One day prior to his retirement as board chairman, Pauling signed a document in which he requested that Rath carry on his “life’s work.” Linus Pauling Jr. and Steve Lawson, however, had become concerned about Rath’s role at the Institute, and particularly on the issue of a patent agreement that Rath had neglected to sign. Adhering to the patent document was a requirement for every employee at the Institute, including Linus Pauling himself. When pressed on the issue, Rath opted to resign his position, and was succeeded as vice president by Stephen Maddox, a fundraiser at LPISM.

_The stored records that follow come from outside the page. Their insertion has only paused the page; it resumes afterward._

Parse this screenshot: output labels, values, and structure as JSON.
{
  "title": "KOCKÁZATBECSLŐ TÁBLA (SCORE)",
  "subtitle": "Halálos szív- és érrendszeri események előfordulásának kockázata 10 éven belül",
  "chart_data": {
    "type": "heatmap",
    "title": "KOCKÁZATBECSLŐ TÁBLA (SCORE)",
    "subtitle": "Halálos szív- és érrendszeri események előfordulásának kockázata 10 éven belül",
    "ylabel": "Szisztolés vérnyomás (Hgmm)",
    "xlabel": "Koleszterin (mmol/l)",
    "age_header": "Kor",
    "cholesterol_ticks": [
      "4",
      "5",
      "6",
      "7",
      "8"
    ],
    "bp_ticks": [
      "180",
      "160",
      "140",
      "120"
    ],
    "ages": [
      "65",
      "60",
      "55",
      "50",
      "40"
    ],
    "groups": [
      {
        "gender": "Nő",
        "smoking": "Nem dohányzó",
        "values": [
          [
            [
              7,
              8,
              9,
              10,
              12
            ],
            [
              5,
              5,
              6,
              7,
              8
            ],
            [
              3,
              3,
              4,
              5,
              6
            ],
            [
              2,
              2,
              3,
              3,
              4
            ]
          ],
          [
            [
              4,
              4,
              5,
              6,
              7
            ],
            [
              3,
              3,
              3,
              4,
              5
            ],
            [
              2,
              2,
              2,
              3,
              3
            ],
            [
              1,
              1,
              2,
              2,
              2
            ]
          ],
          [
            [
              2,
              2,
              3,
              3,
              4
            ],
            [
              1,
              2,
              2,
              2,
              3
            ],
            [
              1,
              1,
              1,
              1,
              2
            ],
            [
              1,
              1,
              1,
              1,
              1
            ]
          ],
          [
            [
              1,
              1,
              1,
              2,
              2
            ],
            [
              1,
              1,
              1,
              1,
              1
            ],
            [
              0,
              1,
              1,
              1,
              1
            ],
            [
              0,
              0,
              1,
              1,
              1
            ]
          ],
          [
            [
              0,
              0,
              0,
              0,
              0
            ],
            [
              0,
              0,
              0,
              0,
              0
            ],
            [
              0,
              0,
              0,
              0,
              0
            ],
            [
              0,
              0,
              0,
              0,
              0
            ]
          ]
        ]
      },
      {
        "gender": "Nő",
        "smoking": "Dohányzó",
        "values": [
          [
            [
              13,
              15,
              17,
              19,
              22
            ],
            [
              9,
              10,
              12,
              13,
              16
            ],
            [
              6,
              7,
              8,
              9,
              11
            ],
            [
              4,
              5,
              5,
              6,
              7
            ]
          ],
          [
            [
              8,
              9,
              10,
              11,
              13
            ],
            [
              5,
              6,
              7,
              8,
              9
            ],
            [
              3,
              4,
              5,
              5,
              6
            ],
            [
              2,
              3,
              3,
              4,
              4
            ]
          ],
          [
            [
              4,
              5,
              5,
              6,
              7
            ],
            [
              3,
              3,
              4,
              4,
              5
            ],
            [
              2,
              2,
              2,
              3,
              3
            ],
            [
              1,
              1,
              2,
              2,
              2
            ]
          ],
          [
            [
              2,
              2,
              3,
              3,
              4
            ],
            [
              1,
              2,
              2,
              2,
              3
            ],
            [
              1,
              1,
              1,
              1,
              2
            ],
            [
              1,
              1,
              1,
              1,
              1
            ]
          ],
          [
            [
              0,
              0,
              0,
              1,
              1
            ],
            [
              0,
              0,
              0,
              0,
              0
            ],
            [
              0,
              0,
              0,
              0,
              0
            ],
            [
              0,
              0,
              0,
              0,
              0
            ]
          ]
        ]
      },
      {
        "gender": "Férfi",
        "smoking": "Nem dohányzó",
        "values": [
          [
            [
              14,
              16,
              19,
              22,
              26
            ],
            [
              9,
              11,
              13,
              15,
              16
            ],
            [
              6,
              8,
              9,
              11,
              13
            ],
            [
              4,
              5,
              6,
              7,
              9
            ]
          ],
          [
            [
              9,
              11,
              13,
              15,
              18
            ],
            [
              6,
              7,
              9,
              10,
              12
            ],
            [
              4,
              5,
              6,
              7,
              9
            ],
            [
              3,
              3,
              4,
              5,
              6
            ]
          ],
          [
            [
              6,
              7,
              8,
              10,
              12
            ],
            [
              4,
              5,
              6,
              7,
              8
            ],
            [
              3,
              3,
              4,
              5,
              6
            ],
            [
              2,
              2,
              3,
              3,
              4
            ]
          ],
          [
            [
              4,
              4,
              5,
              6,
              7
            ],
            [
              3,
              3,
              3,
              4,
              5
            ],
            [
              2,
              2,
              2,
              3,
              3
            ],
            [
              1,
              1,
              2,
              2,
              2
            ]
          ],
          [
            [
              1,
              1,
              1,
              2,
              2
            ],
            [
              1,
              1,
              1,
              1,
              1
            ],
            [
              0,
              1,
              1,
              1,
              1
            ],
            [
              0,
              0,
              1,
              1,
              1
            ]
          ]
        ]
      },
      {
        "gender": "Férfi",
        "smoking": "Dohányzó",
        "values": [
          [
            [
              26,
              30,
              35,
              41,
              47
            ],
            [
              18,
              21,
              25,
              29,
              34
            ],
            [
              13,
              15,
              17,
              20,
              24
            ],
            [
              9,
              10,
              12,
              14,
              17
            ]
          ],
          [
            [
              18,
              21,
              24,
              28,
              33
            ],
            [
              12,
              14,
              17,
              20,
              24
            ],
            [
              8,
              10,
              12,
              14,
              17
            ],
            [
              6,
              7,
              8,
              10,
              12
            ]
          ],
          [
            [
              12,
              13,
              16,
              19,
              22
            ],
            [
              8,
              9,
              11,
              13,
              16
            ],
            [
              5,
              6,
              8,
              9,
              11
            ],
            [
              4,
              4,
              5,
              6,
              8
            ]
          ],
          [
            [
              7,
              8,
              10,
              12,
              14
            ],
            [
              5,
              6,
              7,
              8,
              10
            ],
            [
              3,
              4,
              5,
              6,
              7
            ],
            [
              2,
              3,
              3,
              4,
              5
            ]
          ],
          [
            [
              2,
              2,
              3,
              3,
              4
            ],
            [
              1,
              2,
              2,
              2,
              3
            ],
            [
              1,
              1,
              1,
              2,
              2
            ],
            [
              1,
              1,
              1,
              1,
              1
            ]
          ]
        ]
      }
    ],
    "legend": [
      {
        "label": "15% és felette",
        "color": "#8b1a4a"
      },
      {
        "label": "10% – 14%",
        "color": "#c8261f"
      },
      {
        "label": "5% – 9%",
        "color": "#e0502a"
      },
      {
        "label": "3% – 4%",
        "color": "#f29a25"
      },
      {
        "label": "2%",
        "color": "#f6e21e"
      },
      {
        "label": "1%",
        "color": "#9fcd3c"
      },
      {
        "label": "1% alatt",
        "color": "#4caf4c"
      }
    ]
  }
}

After this transition, Pauling met with Linus Jr. to discuss the Institute’s dire straits. Pauling’s youngest son, Crellin, had also became more active with the Institute as his father’s illness progressed, in part because he had been assigned the role of executor of Pauling’s will. Together, Crellin, Linus Jr., and Steve Lawson struggled to identify a path forward for LPISM. Eventually it was decided that associating the Institute with a university, and focusing its research on orthomolecular medicine as a lasting legacy to Pauling’s work, would be the most viable avenue for keeping the Institute alive. The decision to associate the organization with Oregon State University, Pauling’s undergraduate alma mater, had not been made by the time that Pauling passed away.